Film: Gāv (The Cow) – İnek
Yönetmen: Daryuş Mehrcui
İtalya’dan İran’a
II. Dünya Savaşı esnasında Mussolini ve çetesinin İtalya’da oluşturdukları hegemonyadan sinema da nasibini almış, ‘Beyaz Telefon Filmleri’ akımı rejim tarafından başlatılmıştı. Esas amaçları halkı uyutmak olan bu filmler toplumun gerçeklikten kopmasına sebep oluyor, siyasi yozlaşmadan halkı kopartıp gündelik lümpenliklerine dönmesini sağlıyordu. Hollywood vari bir güldürü ve aşk teması üzerinden İtalya’nın burjuva sınıfı halka gösteriliyor sanki tüm İtalya halkları o şatafatlı hayatı yaşıyor gibi lanse ediliyordu. Kapitalizmin en ilkel getirilerinden biri olan ‘başaran başarıyor’ fikriyle İtalya halkı filmleri izledikçe yaşama şartlarını eleştiriyor Mussolini ve faşist rejimi için daha fazla ter dökerek o yaşantılara erişmeye çalışıyordu. Akıma ‘Beyaz Telefon Filmleri’ ismini veren yine İtalya halkının kendisiydi.

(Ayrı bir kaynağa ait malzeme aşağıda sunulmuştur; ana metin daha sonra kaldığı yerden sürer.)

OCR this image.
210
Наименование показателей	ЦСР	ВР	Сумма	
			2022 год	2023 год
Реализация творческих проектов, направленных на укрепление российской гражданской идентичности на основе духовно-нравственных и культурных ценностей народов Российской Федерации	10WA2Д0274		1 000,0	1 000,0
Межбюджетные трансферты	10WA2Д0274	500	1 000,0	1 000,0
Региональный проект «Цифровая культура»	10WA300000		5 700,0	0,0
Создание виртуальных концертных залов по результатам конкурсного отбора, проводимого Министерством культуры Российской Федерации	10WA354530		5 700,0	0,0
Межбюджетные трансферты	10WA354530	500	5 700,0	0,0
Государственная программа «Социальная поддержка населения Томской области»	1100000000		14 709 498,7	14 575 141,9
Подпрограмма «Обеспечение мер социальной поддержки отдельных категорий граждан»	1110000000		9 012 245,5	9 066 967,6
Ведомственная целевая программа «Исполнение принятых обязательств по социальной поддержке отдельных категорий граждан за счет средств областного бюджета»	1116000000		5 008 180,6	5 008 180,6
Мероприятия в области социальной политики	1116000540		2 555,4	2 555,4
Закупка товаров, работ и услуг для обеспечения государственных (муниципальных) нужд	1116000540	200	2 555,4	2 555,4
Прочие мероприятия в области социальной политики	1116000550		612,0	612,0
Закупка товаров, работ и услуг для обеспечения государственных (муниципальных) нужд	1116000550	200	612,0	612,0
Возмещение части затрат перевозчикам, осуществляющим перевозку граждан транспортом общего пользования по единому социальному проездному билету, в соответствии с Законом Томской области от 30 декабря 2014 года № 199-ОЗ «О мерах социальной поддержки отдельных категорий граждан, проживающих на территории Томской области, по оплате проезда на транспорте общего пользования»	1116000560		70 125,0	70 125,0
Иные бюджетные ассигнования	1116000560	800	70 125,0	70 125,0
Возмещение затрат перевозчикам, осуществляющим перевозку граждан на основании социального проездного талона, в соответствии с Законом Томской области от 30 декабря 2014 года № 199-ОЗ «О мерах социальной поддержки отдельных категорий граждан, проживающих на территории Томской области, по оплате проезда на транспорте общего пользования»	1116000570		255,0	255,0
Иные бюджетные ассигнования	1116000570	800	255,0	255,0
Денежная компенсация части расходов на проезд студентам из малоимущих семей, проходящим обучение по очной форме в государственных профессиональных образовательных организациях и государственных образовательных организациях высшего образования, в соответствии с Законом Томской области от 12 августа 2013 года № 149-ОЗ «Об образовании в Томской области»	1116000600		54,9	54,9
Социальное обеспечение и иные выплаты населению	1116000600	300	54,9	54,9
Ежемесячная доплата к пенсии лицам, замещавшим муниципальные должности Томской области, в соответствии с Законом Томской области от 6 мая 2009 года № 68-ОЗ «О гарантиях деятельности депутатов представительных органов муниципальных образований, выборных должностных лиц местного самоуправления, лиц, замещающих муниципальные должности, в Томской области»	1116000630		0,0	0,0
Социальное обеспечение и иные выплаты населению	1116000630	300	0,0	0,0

Pejoratif bir nitelendirme olan bu isim her filmde gözüken beyaz telefonlar sebebiyle ortaya çıkmıştı. Yeni Gerçekçilik akımının tohumları bir grup sinema eleştirmeni tarafından CINEMA dergisinde atılmıştı. Mussolini’nin oğlu Vittorio’nun derginin başında olması sebebiyle politik yazılar yazamamışlar bununla birlikte Beyaz Telefon Filmlerini eleştirmeye koyulmuşlardı. Fransız Şiirsel Gerçekçiliğinden etkiler görülen İtalyan Yeni Gerçekçiliğinde artık sinema için yeni bir soru sorulmaya başlanmıştı…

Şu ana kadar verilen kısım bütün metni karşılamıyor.